Cada dos semanas, Sarabia va a un mercado cerca de su casa y compra dos libras de azúcar, una de leche en polvo y nueve libras de arroz que huelen a comida de pájaro, pues se suele utilizar como pienso para pollo, pero que ahora él sazona con huesos de carne para comer.
Sus tres hijos y su esposa complementan esto con productos que crecen en los campos cercanos, en su mayoría plátanos, yuca y mangos, a menos que los vecinos roben los cultivos y entonces quedan sin nada. “¿Qué va a pasar con nosotros si continuamos así por otro año?” asiente mirando a su esposa, quien sonríe débilmente.
Rangel, la obrera de la fábrica de cosméticos, se considera afortunada porque une su ingreso con los de sus tres hijos. Pero aun con cuatro adultos que ganan el salario mínimo, el refrigerador casi siempre está vacío.
La familia ha eliminado de su dieta la carne, el pollo, la ensalada y las frutas. Ahora comen arroz, frijoles, yuca, plátanos, sardinas y en ocasiones huevos. “Antes podíamos tomar jugo con nuestras comidas. Lo extraño tanto”, rememora Rangel. “Y el chocolate, ni siquiera podemos darnos el lujo de comprar una taza de café de camino al trabajo”.
En el barrio de Rangel no es raro encontrar personas como Rainer Figueroa, un joven de 30 años cuyos ojos dormidos denotan una perdida significativa de peso. Figueroa ha bajado 24 libras (casi 11 kilos) en los últimos seis meses, porque su salario mínimo solo le da para comer pequeñas porciones dos veces al día. El resto de los víveres que consigue son para su esposa y sus tres hijos. Revela que este año dejó de jugar al fútbol. “No puedo permitirme quemar calorías o gastar mis zapatillas”.
Figueroa trabaja en una fábrica de pañales que ha dejado de producir. Con la escasez de materias primas y las importaciones en caída, muchas plantas venezolanas operan a la mitad o menos de su capacidad, una situación por la que los economistas deciden culpar a la mala administración del gobierno con los precios y a las tasas de cambio.
Desde que asumió el cargo en 2013 después de la muerte de Chávez, Nicolás Maduro ha decretado 16 aumentos del salario mínimo. Pero el poder adquisitivo que ofrecen estas subidas se aniquilan tan pronto como la tinta se seca. Según la firma independiente de datos Ecoanalítica, en los últimos tres años la economía se ha contraído un 24,5%, en 2016 un 11% adicional.
“Los aumentos salariales empeoran la situación, porque si no se tiene en cuenta la productividad, sólo se genera más inflación”, explica el director de Ecoanalítica, Asdrúbal Oliveros. “Este año el poder adquisitivo de los venezolanos bajará un 40% más”.
Cada día de trabajo Rangel se despierta a las cuatro de la madrugada para tomar dos autobuses que la llevan desde la favela en la que vive hasta la fábrica en la que trabaja.
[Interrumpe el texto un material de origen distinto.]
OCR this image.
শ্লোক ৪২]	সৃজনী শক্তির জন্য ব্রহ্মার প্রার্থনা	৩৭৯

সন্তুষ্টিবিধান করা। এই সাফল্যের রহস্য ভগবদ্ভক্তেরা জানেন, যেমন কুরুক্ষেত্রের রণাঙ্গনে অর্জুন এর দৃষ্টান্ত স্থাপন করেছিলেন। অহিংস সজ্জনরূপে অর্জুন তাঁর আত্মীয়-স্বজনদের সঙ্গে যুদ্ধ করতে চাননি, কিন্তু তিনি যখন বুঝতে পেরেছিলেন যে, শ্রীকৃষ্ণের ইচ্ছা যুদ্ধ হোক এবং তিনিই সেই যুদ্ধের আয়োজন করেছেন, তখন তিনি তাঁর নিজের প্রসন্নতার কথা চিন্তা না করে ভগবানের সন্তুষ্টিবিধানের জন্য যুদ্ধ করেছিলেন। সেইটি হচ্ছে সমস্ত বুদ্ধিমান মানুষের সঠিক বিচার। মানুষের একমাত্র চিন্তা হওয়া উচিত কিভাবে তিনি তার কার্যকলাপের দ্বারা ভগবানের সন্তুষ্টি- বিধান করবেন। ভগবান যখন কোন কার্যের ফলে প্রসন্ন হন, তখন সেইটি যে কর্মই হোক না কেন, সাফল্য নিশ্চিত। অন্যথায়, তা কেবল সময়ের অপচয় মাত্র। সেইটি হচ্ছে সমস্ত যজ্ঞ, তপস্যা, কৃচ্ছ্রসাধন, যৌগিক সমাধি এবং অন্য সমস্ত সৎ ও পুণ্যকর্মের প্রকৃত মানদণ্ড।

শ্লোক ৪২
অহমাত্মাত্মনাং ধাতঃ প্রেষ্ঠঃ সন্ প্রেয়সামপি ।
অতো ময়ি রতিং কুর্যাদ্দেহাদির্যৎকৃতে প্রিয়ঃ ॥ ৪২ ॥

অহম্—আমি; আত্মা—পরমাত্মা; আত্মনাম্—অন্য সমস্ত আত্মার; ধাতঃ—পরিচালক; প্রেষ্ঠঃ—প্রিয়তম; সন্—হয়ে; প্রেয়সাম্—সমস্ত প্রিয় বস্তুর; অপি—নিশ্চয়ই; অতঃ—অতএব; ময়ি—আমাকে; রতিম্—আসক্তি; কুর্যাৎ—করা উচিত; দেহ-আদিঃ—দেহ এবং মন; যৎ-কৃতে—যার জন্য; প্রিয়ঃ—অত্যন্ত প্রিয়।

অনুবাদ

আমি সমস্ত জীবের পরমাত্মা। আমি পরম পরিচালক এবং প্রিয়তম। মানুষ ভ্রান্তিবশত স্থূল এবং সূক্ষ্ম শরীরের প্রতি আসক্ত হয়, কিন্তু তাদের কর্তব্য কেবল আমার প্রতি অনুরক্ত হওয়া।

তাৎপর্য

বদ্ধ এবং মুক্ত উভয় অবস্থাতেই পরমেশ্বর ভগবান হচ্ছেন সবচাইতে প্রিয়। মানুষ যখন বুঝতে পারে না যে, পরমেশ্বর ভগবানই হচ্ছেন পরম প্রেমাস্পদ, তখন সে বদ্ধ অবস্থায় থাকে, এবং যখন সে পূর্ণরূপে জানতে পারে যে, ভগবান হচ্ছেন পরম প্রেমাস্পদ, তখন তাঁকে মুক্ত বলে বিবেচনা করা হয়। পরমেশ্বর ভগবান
Cuando llega de regreso a las dos de la tarde, no tiene mucho que hacer. “No paso las tardes cocinando, porque no tengo carne para sazonar, ni verduras para cortar” confiesa Ana Margarita .
Enciende la televisión. “Me encanta ver a las Kardashians, porque puedo ver cómo vive la gente que tiene de todo”. Solo por esos momentos olvida cómo es su propia vida.